During the consultations, Nanso also said students do not feel safe in taxis, citing incidents of robberies in taxis, cellphones and wallets and generally fearing for their lives as a result of the recklessness of taxi drivers.

"Even if we don't condone robberies, this is not an issue which we have raised or that formed part of our petition. Nanso has no experience when it comes to the operation of taxis," an angry Januarie said.

He pointed out that some of the institutions agreed that the nature of the sub-standard road infrastructure is the highest contributor of traffic offences, including the Minister of Works and Transport Erkki Nghimtina's acknowledgment that the fines increased the level of corruption as drivers are tempted to pay bribes to money-hungry police officers.
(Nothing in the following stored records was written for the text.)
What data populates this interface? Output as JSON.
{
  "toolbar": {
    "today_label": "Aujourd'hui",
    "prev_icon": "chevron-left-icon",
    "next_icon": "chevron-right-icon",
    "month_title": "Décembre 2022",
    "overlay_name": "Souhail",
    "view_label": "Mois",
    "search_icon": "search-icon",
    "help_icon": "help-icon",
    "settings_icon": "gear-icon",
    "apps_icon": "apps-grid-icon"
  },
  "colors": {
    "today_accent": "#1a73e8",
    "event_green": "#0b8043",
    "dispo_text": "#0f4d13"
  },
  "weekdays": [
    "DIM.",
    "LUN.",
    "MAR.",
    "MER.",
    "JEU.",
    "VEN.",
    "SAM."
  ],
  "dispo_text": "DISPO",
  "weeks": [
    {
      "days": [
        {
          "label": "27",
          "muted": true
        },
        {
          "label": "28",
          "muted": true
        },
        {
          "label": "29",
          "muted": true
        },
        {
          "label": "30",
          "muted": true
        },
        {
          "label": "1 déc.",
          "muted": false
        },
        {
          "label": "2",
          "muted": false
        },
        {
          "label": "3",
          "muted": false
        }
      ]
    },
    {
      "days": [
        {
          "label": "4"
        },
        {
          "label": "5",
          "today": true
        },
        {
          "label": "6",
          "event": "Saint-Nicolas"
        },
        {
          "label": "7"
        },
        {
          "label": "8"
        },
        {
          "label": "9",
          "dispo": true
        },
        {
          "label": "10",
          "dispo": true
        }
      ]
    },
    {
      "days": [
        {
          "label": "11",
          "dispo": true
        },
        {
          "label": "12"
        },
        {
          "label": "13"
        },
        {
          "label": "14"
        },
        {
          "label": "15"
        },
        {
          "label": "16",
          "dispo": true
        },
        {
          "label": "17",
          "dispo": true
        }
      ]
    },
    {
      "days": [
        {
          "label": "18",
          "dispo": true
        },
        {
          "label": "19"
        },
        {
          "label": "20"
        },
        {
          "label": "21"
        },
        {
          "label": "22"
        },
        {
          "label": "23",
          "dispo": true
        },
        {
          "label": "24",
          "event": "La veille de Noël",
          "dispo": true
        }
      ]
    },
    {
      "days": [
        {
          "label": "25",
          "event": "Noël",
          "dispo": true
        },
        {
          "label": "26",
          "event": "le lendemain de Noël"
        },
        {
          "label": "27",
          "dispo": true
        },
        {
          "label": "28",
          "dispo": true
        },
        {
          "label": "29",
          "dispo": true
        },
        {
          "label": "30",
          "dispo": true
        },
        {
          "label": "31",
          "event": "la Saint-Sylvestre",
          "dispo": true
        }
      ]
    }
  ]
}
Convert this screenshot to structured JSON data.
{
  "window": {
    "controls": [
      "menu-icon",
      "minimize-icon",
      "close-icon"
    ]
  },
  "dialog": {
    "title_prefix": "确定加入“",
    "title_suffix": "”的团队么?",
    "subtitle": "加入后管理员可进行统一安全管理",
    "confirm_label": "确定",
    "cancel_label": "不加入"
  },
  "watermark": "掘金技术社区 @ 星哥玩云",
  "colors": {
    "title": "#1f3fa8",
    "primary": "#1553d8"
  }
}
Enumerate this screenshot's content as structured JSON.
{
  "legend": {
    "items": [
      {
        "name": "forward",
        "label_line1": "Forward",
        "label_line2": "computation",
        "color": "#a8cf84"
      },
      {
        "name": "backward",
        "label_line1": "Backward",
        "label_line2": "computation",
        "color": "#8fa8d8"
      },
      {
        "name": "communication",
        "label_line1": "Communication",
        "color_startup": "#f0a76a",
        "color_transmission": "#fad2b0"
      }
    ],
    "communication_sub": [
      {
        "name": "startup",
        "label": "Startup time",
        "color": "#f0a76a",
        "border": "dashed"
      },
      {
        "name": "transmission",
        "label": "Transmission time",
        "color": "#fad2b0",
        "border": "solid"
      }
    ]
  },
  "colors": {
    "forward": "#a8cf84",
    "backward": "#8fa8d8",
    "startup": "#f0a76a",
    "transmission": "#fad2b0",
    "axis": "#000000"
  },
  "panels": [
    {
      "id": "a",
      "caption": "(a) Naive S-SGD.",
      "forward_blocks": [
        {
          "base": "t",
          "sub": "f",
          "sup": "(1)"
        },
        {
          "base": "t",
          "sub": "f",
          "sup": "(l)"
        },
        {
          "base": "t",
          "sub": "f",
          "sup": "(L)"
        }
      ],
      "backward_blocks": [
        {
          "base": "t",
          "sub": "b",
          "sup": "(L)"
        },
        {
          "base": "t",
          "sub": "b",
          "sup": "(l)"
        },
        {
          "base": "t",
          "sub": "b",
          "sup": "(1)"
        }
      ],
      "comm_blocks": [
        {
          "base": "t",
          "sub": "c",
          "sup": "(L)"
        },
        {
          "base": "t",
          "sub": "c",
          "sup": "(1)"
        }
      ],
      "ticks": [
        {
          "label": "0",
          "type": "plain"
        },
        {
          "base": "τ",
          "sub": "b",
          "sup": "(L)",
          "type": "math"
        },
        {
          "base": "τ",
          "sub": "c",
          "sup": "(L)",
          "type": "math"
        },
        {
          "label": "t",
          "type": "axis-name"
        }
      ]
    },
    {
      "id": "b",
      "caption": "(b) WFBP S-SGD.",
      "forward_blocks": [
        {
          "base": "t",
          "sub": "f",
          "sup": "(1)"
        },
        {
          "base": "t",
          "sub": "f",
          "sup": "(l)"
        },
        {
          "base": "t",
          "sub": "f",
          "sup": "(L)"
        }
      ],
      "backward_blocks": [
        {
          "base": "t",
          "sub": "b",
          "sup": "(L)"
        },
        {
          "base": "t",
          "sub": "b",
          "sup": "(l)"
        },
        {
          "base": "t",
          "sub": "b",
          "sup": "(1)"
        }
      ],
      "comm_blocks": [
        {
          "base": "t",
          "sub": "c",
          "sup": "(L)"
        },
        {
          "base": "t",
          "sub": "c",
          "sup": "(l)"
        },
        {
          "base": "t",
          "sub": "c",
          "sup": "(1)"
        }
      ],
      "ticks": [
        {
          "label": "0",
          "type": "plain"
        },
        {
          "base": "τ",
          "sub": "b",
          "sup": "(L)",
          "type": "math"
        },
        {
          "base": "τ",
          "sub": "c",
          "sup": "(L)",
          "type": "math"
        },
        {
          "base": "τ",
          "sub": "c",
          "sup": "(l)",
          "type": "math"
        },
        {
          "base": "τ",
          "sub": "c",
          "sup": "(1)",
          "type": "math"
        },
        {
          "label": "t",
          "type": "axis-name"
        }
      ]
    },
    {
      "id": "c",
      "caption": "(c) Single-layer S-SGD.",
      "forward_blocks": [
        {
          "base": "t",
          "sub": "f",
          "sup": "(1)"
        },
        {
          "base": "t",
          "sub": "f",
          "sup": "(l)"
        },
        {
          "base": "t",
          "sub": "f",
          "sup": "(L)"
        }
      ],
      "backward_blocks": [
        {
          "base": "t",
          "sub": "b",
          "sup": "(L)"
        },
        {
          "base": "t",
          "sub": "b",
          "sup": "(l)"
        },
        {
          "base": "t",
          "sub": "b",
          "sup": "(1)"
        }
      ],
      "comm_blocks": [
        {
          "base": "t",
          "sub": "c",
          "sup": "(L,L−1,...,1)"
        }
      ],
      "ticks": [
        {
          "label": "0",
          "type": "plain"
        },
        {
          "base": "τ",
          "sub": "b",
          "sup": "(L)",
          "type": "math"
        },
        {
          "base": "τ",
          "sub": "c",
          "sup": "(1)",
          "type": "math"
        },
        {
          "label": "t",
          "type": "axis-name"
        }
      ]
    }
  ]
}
"Further, Nghimtina and the Minister of Justice Utoni Nujoma agreed that the poor and outdated road infrastructure is the biggest contributor to the abnormal nature of traffic flow, including few taxi ranks and loading off zones, which now gives us a clear indication that government agrees that it is not drivers' fault when they commit some of these traffic offences but they do so by default in lieu of proper road infrastructure," he said.

He urged the City of Windhoek against bringing uniforms for taxi drivers and for the City to drop their renewed call of acquiring the 800 Quantum minibuses.

"Government should also stop the call that they want to bring in a law requiring taxi drivers to pay tax, we are already crying over this issue of traffic fines - doesn't this government have mercy?" he asked.